The thing that Jesus would really have had to do differently if he were me though is, as I said earlier, that he’d have extended the limitations regarding loving one’s neighbor from the ethnic and racial issues that he did address, to the issue of homophobia and the persecution of gays, lesbians and transgender people. There wasn’t a single mention of homosexuality in the New Testament. This may be because there wasn’t an overabundance of homophobia in the ancient Middle East, even though there’s good evidence to suggest that there was plenty of homosexuality in the culture.

Just because it didn’t cause problems at the time though, doesn’t excuse the lack of foresight. Deities should be able to see what’s coming down the pike. He should have known better. He should have said something that would have made it clear to everyone that love is a precious gift wherever, and by whomever, it is shared. He should have said, “Judge not the object of another’s love, but judge instead your own love, its quality and capacity for transformation.” He probably wouldn’t have had to go off-message at all to make the point. The Kingdom of God is within, love one another; the message doesn’t change.

He should have said something, anything! Easy for us to say with 20/20 hindsight! What could Jesus have done though if only he’d had the foresight to see what he might have been able to prevent by having told the future generations of homophobes to just relax?

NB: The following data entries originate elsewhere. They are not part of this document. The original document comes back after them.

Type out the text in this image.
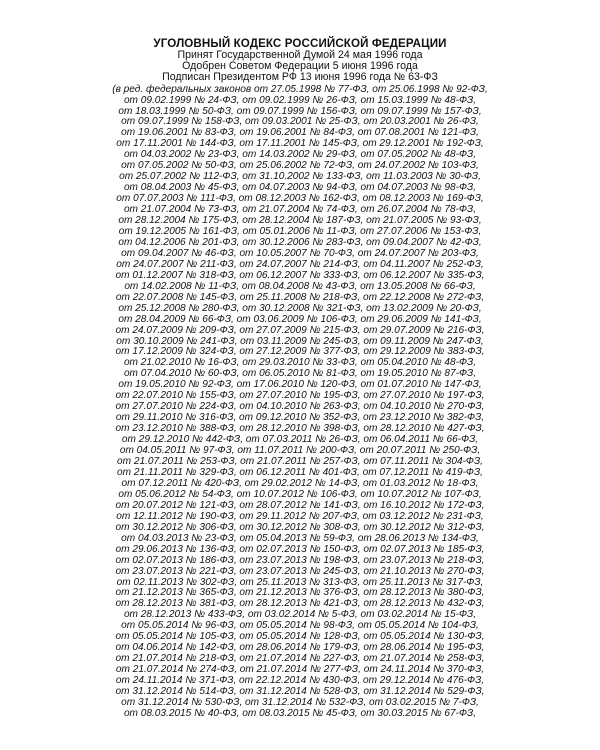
УГОЛОВНЫЙ КОДЕКС РОССИЙСКОЙ ФЕДЕРАЦИИ

Принят Государственной Думой 24 мая 1996 года

Одобрен Советом Федерации 5 июня 1996 года

Подписан Президентом РФ 13 июня 1996 года № 63-ФЗ

(в ред. федеральных законов от 27.05.1998 № 77-ФЗ, от 25.06.1998 № 92-ФЗ,

от 09.02.1999 № 24-ФЗ, от 09.02.1999 № 26-ФЗ, от 15.03.1999 № 48-ФЗ,

от 18.03.1999 № 50-ФЗ, от 09.07.1999 № 156-ФЗ, от 09.07.1999 № 157-ФЗ,

от 09.07.1999 № 158-ФЗ, от 09.03.2001 № 25-ФЗ, от 20.03.2001 № 26-ФЗ,

от 19.06.2001 № 83-ФЗ, от 19.06.2001 № 84-ФЗ, от 07.08.2001 № 121-ФЗ,

от 17.11.2001 № 144-ФЗ, от 17.11.2001 № 145-ФЗ, от 29.12.2001 № 192-ФЗ,

от 04.03.2002 № 23-ФЗ, от 14.03.2002 № 29-ФЗ, от 07.05.2002 № 48-ФЗ,

от 07.05.2002 № 50-ФЗ, от 25.06.2002 № 72-ФЗ, от 24.07.2002 № 103-ФЗ,

от 25.07.2002 № 112-ФЗ, от 31.10.2002 № 133-ФЗ, от 11.03.2003 № 30-ФЗ,

от 08.04.2003 № 45-ФЗ, от 04.07.2003 № 94-ФЗ, от 04.07.2003 № 98-ФЗ,

от 07.07.2003 № 111-ФЗ, от 08.12.2003 № 162-ФЗ, от 08.12.2003 № 169-ФЗ,

от 21.07.2004 № 73-ФЗ, от 21.07.2004 № 74-ФЗ, от 26.07.2004 № 78-ФЗ,

от 28.12.2004 № 175-ФЗ, от 28.12.2004 № 187-ФЗ, от 21.07.2005 № 93-ФЗ,

от 19.12.2005 № 161-ФЗ, от 05.01.2006 № 11-ФЗ, от 27.07.2006 № 153-ФЗ,

от 04.12.2006 № 201-ФЗ, от 30.12.2006 № 283-ФЗ, от 09.04.2007 № 42-ФЗ,

от 09.04.2007 № 46-ФЗ, от 10.05.2007 № 70-ФЗ, от 24.07.2007 № 203-ФЗ,

от 24.07.2007 № 211-ФЗ, от 24.07.2007 № 214-ФЗ, от 04.11.2007 № 252-ФЗ,

от 01.12.2007 № 318-ФЗ, от 06.12.2007 № 333-ФЗ, от 06.12.2007 № 335-ФЗ,

от 14.02.2008 № 11-ФЗ, от 08.04.2008 № 43-ФЗ, от 13.05.2008 № 66-ФЗ,

от 22.07.2008 № 145-ФЗ, от 25.11.2008 № 218-ФЗ, от 22.12.2008 № 272-ФЗ,

от 25.12.2008 № 280-ФЗ, от 30.12.2008 № 321-ФЗ, от 13.02.2009 № 20-ФЗ,

от 28.04.2009 № 66-ФЗ, от 03.06.2009 № 106-ФЗ, от 29.06.2009 № 141-ФЗ,

от 24.07.2009 № 209-ФЗ, от 27.07.2009 № 215-ФЗ, от 29.07.2009 № 216-ФЗ,

от 30.10.2009 № 241-ФЗ, от 03.11.2009 № 245-ФЗ, от 09.11.2009 № 247-ФЗ,

от 17.12.2009 № 324-ФЗ, от 27.12.2009 № 377-ФЗ, от 29.12.2009 № 383-ФЗ,

от 21.02.2010 № 16-ФЗ, от 29.03.2010 № 33-ФЗ, от 05.04.2010 № 48-ФЗ,

от 07.04.2010 № 60-ФЗ, от 06.05.2010 № 81-ФЗ, от 19.05.2010 № 87-ФЗ,

от 19.05.2010 № 92-ФЗ, от 17.06.2010 № 120-ФЗ, от 01.07.2010 № 147-ФЗ,

от 22.07.2010 № 155-ФЗ, от 27.07.2010 № 195-ФЗ, от 27.07.2010 № 197-ФЗ,

от 27.07.2010 № 224-ФЗ, от 04.10.2010 № 263-ФЗ, от 04.10.2010 № 270-ФЗ,

от 29.11.2010 № 316-ФЗ, от 09.12.2010 № 352-ФЗ, от 23.12.2010 № 382-ФЗ,

от 23.12.2010 № 388-ФЗ, от 28.12.2010 № 398-ФЗ, от 28.12.2010 № 427-ФЗ,

от 29.12.2010 № 442-ФЗ, от 07.03.2011 № 26-ФЗ, от 06.04.2011 № 66-ФЗ,

от 04.05.2011 № 97-ФЗ, от 11.07.2011 № 200-ФЗ, от 20.07.2011 № 250-ФЗ,

от 21.07.2011 № 253-ФЗ, от 21.07.2011 № 257-ФЗ, от 07.11.2011 № 304-ФЗ,

от 21.11.2011 № 329-ФЗ, от 06.12.2011 № 401-ФЗ, от 07.12.2011 № 419-ФЗ,

от 07.12.2011 № 420-ФЗ, от 29.02.2012 № 14-ФЗ, от 01.03.2012 № 18-ФЗ,

от 05.06.2012 № 54-ФЗ, от 10.07.2012 № 106-ФЗ, от 10.07.2012 № 107-ФЗ,

от 20.07.2012 № 121-ФЗ, от 28.07.2012 № 141-ФЗ, от 16.10.2012 № 172-ФЗ,

от 12.11.2012 № 190-ФЗ, от 29.11.2012 № 207-ФЗ, от 03.12.2012 № 231-ФЗ,

от 30.12.2012 № 306-ФЗ, от 30.12.2012 № 308-ФЗ, от 30.12.2012 № 312-ФЗ,

от 04.03.2013 № 23-ФЗ, от 05.04.2013 № 59-ФЗ, от 28.06.2013 № 134-ФЗ,

от 29.06.2013 № 136-ФЗ, от 02.07.2013 № 150-ФЗ, от 02.07.2013 № 185-ФЗ,

от 02.07.2013 № 186-ФЗ, от 23.07.2013 № 198-ФЗ, от 23.07.2013 № 218-ФЗ,

от 23.07.2013 № 221-ФЗ, от 23.07.2013 № 245-ФЗ, от 21.10.2013 № 270-ФЗ,

от 02.11.2013 № 302-ФЗ, от 25.11.2013 № 313-ФЗ, от 25.11.2013 № 317-ФЗ,

от 21.12.2013 № 365-ФЗ, от 21.12.2013 № 376-ФЗ, от 28.12.2013 № 380-ФЗ,

от 28.12.2013 № 381-ФЗ, от 28.12.2013 № 421-ФЗ, от 28.12.2013 № 432-ФЗ,

от 28.12.2013 № 433-ФЗ, от 03.02.2014 № 5-ФЗ, от 03.02.2014 № 15-ФЗ,

от 05.05.2014 № 96-ФЗ, от 05.05.2014 № 98-ФЗ, от 05.05.2014 № 104-ФЗ,

от 05.05.2014 № 105-ФЗ, от 05.05.2014 № 128-ФЗ, от 05.05.2014 № 130-ФЗ,

от 04.06.2014 № 142-ФЗ, от 28.06.2014 № 179-ФЗ, от 28.06.2014 № 195-ФЗ,

от 21.07.2014 № 218-ФЗ, от 21.07.2014 № 227-ФЗ, от 21.07.2014 № 258-ФЗ,

от 21.07.2014 № 274-ФЗ, от 21.07.2014 № 277-ФЗ, от 24.11.2014 № 370-ФЗ,

от 24.11.2014 № 371-ФЗ, от 22.12.2014 № 430-ФЗ, от 29.12.2014 № 476-ФЗ,

от 31.12.2014 № 514-ФЗ, от 31.12.2014 № 528-ФЗ, от 31.12.2014 № 529-ФЗ,

от 31.12.2014 № 530-ФЗ, от 31.12.2014 № 532-ФЗ, от 03.02.2015 № 7-ФЗ,

от 08.03.2015 № 40-ФЗ, от 08.03.2015 № 45-ФЗ, от 30.03.2015 № 67-ФЗ,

And one other thing, a slight aside that I won’t go into detail about today but that I have to mention—couldn’t he have been a bit clearer about the equality of men and women? Couldn’t he have headed St. Paul off at the pass with all of Paul’s “Man serves God and woman serves man,” stuff. Jesus could have nipped all of that right in the bud…but nothing.

Had he anticipated the future anxieties of the world, instead of being set in the world of his own human experience, in much the very same way we are, I have to think that the world would certainly be a more loving and just place.

We needn’t get overly caught up in blaming Jesus for what he couldn’t have known or for what he didn’t do. He was a great teacher. He never claimed to be God, only a seeker of goodness. Others, perhaps seeking to hide behind a cloak of divinity, bestowed him with the title. But like us, he was a person of his time, responding to his world.

And so, in the end, the question ought not be, What would Jesus do? Ours is a different time and the questions more appropriately facing us need to be, “What would I do? What would we do? What would we do in order to affirm and promote the inherent worth and dignity of every person? What would we do to affirm and promote spiritual growth for ourselves and one another? What would we do to affirm and promote justice, equity and compassion in human relations? What would we do to affirm and promote the interdependent web of existence of which we are a part? What would we do to help to heal a world aching so terribly at this moment from both natural and human made disasters?”

It doesn’t matter what Jesus or anyone else might have done. It matters what we do and what we will do. For the very soulful, the very spiritual, the very religious work of building the Kingdom of Heaven here on Earth is left to each of us individually and to all of us collectively.

Our Creator, should there be one and on the chance that we might meet her one day, will never ask, Why weren’t you Jesus? The question, should we meet her, would be, “How did you go about being you, and what have you done with your one precious life?” These are the questions we might ask and attempt to answer for ourselves everyday of our lives. “How are you going about being you, and what are you doing with your one precious life? Are you doing what you can to find and make meaning and hope, and are you sharing what you find with the world around you?”

In his essay, “Immortality,” Ralph Waldo Emerson put it this way: “Don’t waste life in doubts and fears; spend yourself on the work before you, well assured that the right performance of this hour’s duties will be the best preparation for the hours or the ages that will follow it.”